The increase in computing power and integration of specialized hardware for Artificial Intelligence (AI) acceleration like Tensor Processing Units (TPU) enable complex machine learning at edge devices in the Internet of Things (IoT). However, wireless portable systems are limited in computing power and battery lifetime. To increase the battery lifetime of edge devices and accelerate inference of IoT systems, many developments focus on combining or outsourcing AI algorithms to a cloud via wireless links e.g. wireless LAN IEEE 802.11ac or mobile network 4G/5G. Due to limitations of restricted wireless transmissions in rural areas mainly below 50 MBit/s, resulting longer transfer times can significantly affect inference latency and energy consumption from the perspective of the IoT edge device and deteriorate the response time of the application. In this work, we provide a prototype setup for image processing via Convolutional Neural Networks (CNN) and investigate inference latency and energy consumption of an IoT edge device with a varying wireless link. The complexity of selected pre-trained CNN models is between 300 MFLOPs to 19.6 GFLOPs where FLOPs are Floating Point Operations. The first experiments address the latency and energy consumption by processing CNN models on the IoT device with and without TPU as edge AI accelerator. Following experiments address the latency and energy consumption on the IoT device in cloud processing mode with and without Graphics Processing Unit (GPU) as cloud AI accelerator. The edge device sends input data and receives the results via wireless link from 1 MBit/s to 50 MBit/s.

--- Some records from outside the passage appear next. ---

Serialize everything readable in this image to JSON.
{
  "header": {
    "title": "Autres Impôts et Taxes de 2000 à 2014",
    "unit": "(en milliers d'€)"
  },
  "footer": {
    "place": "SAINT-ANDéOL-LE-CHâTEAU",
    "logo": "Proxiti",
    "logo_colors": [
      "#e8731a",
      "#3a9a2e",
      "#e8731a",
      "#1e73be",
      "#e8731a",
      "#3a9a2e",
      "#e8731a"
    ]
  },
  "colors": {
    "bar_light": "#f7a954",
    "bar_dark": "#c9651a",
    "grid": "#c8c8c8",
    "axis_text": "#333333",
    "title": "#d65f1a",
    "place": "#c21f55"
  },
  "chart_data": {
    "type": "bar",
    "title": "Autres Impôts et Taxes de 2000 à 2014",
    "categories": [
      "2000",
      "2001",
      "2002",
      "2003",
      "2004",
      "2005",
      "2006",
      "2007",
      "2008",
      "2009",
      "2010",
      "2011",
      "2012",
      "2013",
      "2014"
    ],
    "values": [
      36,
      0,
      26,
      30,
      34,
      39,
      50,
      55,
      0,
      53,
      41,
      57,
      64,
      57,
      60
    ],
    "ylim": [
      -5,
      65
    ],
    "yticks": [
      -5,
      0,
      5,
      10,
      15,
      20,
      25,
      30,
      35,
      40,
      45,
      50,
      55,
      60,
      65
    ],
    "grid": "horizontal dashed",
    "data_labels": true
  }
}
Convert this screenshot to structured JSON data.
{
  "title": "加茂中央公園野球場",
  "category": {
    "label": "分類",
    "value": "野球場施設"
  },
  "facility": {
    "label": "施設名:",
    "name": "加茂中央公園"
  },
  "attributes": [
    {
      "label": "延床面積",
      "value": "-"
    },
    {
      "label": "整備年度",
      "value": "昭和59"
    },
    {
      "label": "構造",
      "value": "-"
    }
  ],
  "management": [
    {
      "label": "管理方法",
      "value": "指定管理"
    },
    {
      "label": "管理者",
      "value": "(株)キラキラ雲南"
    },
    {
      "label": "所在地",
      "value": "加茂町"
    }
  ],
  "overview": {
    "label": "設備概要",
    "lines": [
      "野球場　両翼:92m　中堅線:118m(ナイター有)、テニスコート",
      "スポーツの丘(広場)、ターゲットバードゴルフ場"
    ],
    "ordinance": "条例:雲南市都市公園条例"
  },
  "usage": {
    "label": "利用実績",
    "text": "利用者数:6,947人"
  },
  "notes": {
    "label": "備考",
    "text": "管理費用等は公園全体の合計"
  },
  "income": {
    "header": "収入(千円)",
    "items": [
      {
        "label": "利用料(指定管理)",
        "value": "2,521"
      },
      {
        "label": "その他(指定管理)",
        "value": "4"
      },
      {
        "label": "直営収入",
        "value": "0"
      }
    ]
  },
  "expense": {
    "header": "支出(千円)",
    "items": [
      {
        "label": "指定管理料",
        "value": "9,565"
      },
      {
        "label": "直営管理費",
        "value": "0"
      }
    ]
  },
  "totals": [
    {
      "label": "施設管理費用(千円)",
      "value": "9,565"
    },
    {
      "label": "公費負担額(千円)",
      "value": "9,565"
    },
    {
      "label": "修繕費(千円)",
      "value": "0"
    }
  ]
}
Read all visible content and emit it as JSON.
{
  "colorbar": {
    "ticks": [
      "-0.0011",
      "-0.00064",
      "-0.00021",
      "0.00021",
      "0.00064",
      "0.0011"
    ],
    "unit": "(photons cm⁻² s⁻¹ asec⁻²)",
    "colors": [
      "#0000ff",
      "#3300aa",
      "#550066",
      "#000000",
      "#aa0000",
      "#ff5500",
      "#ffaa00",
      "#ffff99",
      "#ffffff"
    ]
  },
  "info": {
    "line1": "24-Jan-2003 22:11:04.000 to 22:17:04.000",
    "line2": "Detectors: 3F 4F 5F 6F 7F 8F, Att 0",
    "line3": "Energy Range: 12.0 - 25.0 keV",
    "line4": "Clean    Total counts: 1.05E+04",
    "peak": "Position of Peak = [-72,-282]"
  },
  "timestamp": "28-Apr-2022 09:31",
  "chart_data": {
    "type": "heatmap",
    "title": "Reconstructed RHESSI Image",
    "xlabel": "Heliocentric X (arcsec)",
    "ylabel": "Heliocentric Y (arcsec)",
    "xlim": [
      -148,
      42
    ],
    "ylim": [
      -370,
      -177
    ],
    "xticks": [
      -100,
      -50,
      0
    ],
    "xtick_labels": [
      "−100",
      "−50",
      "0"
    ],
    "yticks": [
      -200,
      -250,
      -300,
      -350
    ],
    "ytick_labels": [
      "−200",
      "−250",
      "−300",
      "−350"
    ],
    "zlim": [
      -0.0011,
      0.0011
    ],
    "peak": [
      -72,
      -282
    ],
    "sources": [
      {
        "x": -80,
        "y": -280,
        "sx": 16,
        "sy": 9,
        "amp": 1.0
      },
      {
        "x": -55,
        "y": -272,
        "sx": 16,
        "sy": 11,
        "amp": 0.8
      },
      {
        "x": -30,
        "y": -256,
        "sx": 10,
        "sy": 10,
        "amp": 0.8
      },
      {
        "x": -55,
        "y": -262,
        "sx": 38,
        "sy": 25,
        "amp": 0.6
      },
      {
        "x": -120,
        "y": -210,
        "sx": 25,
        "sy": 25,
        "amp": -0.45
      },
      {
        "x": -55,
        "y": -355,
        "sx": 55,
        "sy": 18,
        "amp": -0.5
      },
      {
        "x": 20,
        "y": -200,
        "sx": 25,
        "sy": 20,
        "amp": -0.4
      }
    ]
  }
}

For CNN models with $${\le }564$$ MFLOPs edge processing with AI acceleration performs better than cloud processing regarding latency and energy efficiency. Even for complex CNN models with 7.6 GFLOPs edge processing can be useful at limited wireless link data rates up to 14 MBit/s. Edge processing without AI acceleration is only an option for low complexity ( $${\le }300$$ MFLOPs) and low expected wireless link data rates.